The recognition of PAS is being held hostage by special interest groups. Domestic Violence Against Women Special Interest Groups (DVAWSIGs) have long argued that PAS is nothing more than a tactic. Consider the following quote, “PAS has been used in countless cases by abusive fathers to gain custody of their children.” This quote was taken from a television documentary titled “Breaking the Silence; Children”s Stories.’ It aired on PBS in October of 2005. In fact, “Breaking the Silence’ ended up being discredited as a one-sided, poorly conceived infomercial. PBS received 4,000 e-mails on the subject and 3,500 of them were negative. Here”s what the PBS ombudsman, Michael Getler, had to say on the matter after he concluded his investigation, “”…there was no recognition of opposing views on the program. There was a complete absence of some of the fundamental journalistic conventions that, in fact, make a story more powerful and convincing because they, at a minimum, acknowledge that there is another side….I thought this particular program had almost no balance, and went too far, turning it, at least in my mind, into more of an advocacy, or point-of-view presentation.”

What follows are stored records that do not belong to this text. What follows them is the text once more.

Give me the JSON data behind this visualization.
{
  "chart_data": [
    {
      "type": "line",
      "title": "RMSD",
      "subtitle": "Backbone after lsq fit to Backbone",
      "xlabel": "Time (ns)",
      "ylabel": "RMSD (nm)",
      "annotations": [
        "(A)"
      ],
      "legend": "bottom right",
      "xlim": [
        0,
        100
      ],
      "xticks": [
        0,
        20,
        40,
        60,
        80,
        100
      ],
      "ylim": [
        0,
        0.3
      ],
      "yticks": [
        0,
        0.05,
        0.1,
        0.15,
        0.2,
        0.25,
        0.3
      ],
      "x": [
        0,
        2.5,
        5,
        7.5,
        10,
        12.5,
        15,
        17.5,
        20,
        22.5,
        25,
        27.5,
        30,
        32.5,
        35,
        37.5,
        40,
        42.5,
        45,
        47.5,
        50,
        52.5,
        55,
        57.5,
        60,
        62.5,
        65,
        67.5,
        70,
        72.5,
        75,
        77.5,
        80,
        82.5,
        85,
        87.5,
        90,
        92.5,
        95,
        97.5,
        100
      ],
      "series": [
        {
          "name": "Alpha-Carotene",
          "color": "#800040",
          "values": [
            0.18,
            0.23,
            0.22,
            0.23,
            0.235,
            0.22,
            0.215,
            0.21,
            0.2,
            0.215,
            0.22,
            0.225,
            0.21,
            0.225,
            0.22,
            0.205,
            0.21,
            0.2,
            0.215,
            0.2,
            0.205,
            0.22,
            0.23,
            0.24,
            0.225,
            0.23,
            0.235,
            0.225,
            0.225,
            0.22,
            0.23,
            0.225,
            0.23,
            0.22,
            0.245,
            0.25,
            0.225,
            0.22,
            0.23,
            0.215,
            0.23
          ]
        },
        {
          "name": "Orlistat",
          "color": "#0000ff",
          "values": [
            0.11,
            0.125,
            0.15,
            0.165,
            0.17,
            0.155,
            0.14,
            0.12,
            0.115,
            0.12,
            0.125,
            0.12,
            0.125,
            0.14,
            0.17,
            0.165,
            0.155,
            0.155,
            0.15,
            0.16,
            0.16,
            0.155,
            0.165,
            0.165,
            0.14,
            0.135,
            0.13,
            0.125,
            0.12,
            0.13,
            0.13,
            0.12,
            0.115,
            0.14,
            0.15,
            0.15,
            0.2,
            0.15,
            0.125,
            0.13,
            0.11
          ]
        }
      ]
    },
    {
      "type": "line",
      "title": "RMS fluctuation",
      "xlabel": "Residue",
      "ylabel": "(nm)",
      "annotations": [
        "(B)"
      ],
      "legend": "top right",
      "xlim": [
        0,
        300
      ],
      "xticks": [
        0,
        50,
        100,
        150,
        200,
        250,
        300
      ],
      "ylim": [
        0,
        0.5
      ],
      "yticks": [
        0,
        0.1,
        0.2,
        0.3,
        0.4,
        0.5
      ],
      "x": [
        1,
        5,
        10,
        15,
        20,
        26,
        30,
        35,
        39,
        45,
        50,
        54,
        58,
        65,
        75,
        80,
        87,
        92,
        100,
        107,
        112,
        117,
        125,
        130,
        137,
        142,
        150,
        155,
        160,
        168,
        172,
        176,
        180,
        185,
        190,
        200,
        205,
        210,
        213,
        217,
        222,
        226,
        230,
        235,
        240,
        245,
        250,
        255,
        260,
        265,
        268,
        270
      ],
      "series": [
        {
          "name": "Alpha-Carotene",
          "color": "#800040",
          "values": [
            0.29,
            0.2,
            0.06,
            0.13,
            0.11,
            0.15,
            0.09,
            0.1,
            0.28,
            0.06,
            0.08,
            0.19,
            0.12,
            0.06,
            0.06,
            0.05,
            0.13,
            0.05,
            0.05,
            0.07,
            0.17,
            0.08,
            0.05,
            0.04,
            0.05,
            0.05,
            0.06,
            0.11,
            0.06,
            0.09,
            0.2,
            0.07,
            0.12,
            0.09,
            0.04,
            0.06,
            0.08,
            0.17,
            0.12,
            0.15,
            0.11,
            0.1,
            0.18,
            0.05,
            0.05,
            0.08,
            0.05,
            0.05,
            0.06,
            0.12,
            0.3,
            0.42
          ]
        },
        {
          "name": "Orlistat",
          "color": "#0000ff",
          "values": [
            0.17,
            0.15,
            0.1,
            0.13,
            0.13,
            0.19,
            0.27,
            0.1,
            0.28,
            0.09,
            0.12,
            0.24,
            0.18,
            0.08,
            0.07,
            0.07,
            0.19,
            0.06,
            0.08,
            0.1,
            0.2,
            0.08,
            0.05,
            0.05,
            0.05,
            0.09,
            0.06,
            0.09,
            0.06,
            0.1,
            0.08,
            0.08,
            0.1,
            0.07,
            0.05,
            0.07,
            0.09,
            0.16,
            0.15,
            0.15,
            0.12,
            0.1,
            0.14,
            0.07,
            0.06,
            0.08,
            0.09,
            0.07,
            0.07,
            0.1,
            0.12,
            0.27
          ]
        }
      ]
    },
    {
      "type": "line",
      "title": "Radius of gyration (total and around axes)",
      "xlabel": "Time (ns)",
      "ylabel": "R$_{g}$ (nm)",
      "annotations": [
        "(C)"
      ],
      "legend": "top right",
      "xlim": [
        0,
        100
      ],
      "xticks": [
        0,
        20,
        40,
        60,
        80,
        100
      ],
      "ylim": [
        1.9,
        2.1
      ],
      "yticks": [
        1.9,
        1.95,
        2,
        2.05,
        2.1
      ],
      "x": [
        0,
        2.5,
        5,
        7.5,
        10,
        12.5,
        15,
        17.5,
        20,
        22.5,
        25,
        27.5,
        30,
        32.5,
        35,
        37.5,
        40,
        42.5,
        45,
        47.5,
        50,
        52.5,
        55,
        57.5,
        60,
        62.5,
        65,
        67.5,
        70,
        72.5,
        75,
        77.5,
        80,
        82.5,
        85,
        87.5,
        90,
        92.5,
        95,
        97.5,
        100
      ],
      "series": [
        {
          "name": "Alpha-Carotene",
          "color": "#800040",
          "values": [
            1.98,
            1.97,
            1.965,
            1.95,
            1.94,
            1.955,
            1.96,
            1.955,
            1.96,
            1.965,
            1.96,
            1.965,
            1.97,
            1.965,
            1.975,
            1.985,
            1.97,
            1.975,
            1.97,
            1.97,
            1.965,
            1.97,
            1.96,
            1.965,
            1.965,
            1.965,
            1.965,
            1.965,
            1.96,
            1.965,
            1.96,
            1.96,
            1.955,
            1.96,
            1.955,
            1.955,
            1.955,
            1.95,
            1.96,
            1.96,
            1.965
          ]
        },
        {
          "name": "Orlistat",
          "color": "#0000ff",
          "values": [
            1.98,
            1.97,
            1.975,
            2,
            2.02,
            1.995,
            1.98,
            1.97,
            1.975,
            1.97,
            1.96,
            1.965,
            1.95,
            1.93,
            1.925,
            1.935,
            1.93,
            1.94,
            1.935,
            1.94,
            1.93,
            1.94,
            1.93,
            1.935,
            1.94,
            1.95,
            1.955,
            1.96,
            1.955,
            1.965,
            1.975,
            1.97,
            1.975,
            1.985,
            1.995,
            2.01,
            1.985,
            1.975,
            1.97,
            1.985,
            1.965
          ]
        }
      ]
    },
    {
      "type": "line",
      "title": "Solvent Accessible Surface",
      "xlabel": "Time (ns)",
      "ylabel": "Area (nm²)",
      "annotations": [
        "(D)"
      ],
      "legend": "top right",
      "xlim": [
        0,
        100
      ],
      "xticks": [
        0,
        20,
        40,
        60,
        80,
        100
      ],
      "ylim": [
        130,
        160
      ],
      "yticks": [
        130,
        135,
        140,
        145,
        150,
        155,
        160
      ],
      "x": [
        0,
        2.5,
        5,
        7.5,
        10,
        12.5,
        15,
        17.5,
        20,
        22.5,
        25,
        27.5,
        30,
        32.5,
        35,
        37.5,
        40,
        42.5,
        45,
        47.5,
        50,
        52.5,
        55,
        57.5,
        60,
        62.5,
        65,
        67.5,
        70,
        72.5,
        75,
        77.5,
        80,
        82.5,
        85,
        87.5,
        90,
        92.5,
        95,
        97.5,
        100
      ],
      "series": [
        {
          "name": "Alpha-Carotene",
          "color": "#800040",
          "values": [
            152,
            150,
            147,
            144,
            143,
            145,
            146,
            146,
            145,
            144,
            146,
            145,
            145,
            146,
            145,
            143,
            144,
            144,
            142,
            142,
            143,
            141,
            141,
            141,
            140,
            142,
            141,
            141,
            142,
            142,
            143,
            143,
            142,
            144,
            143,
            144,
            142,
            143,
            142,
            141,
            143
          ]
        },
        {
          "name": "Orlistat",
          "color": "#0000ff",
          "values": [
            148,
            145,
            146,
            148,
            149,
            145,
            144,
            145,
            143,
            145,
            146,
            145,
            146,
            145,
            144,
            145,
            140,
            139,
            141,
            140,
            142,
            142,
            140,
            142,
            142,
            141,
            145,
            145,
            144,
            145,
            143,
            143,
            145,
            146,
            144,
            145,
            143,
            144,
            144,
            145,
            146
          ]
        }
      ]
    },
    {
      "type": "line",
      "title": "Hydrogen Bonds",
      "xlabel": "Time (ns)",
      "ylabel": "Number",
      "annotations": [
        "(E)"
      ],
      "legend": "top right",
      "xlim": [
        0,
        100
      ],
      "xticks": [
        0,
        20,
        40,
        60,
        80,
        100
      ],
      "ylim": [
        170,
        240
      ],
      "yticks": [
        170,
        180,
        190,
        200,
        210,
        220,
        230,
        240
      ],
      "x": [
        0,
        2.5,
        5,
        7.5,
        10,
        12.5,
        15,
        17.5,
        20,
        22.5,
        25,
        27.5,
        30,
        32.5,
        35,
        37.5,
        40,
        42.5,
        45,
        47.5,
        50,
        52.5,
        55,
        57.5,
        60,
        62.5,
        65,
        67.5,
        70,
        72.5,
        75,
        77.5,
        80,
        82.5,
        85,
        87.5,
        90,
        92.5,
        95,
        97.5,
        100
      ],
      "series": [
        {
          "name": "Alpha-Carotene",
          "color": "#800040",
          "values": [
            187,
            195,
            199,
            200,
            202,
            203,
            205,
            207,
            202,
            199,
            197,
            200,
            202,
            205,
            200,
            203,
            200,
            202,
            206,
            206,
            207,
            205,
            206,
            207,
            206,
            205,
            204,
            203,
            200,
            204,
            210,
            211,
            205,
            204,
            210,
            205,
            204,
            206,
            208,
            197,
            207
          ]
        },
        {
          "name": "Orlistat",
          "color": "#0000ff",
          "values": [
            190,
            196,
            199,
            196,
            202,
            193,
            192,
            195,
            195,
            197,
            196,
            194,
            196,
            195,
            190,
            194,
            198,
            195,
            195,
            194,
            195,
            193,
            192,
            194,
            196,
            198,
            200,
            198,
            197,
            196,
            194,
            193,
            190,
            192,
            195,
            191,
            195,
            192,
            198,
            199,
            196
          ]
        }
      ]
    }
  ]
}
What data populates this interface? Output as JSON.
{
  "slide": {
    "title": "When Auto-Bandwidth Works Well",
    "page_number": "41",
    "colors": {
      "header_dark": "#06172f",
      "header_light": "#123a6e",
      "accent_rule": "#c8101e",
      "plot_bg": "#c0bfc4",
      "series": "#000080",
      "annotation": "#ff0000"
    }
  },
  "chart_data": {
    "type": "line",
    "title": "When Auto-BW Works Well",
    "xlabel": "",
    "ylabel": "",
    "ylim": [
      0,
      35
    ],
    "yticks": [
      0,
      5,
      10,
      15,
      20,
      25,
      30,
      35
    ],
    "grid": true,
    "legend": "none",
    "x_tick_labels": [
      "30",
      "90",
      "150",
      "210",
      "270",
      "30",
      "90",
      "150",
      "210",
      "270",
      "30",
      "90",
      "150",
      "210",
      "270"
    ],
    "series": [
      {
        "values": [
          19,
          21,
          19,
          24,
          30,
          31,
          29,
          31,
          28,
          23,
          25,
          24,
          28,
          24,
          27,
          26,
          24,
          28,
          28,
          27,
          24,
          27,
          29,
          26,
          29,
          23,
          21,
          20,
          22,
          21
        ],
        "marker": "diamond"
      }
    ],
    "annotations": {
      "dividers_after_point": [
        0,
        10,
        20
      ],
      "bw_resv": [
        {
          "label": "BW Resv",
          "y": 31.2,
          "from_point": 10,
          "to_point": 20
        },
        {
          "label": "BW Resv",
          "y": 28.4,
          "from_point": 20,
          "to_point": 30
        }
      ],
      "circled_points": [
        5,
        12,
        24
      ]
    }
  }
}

This program was then reviewed by the ombudsman for the Corporation for Public Broadcasting, Ken A. Bode, who further noted, “I agree with everything Getler says, to a point. He allows that PBS editorial guidelines for fairness and objectivity were ‘bumped up against and maybe breached,’ but does not assert they were clearly breached. I think it is worse than that. There was no alternative point of view presented in ‘Breaking the Silence’ and the producer admits it was intended to be that way. It might be difficult to find a clearer breach of PBS editorial standards unless one concludes there is only one side to child and spousal abuse issues in the country’s custody cases [emphasis added].” (Breaking the Silence Redux, December 19, 2005, Ken A. Bode. http://www.cpb.org/ombudsmen/display.php?id=12)
Still, DVAWSIGs, ignorantly perhaps, misguided certainly, believe that Parental Alienation Syndrome is a tactic and in conjunction, would be misdiagnosed, therefore robbing an innocent parent of custody. But Parental Alienation Syndrome is such an abomination, having unique indicators, that it is relatively easy to diagnose and, conversely, difficult to misdiagnose. A fully entrenched PAS child harbors unreasonable animosity and hatred towards the targeted parent and, due to the programming, will find it difficult to say anything negative about the non-targeted parent. It is a terrible abuse of power, that “so-called’ domestic violence groups oppose recognizing the emotional abuse of children caused by a severe and prolonged campaign of alienation enacted by a malicious and vindictive ex spouse.
The “tactic’ argument is ancillary to the question of whether PAS should be recognized as a disorder. False claims of abuse by women against men do not invalidate legitimate cases of abuse; neither should false claims of PAS invalidate legitimate cases of PAS. There are, after all, vindictive and malicious parents who poison their children’s mind against good and loving parents – should these individuals not be held accountable?
The DSM V committee must not be misguided by special interest groups purporting to have a greater cause. There is no greater cause. Society has a duty to its most vulnerable members – its children. PAS children are psychologically damaged. This is a preventable tragedy and children who exhibit Parental Alienation Syndrome require specialized intervention.
To the DSM V committee, I say to you, the time is now.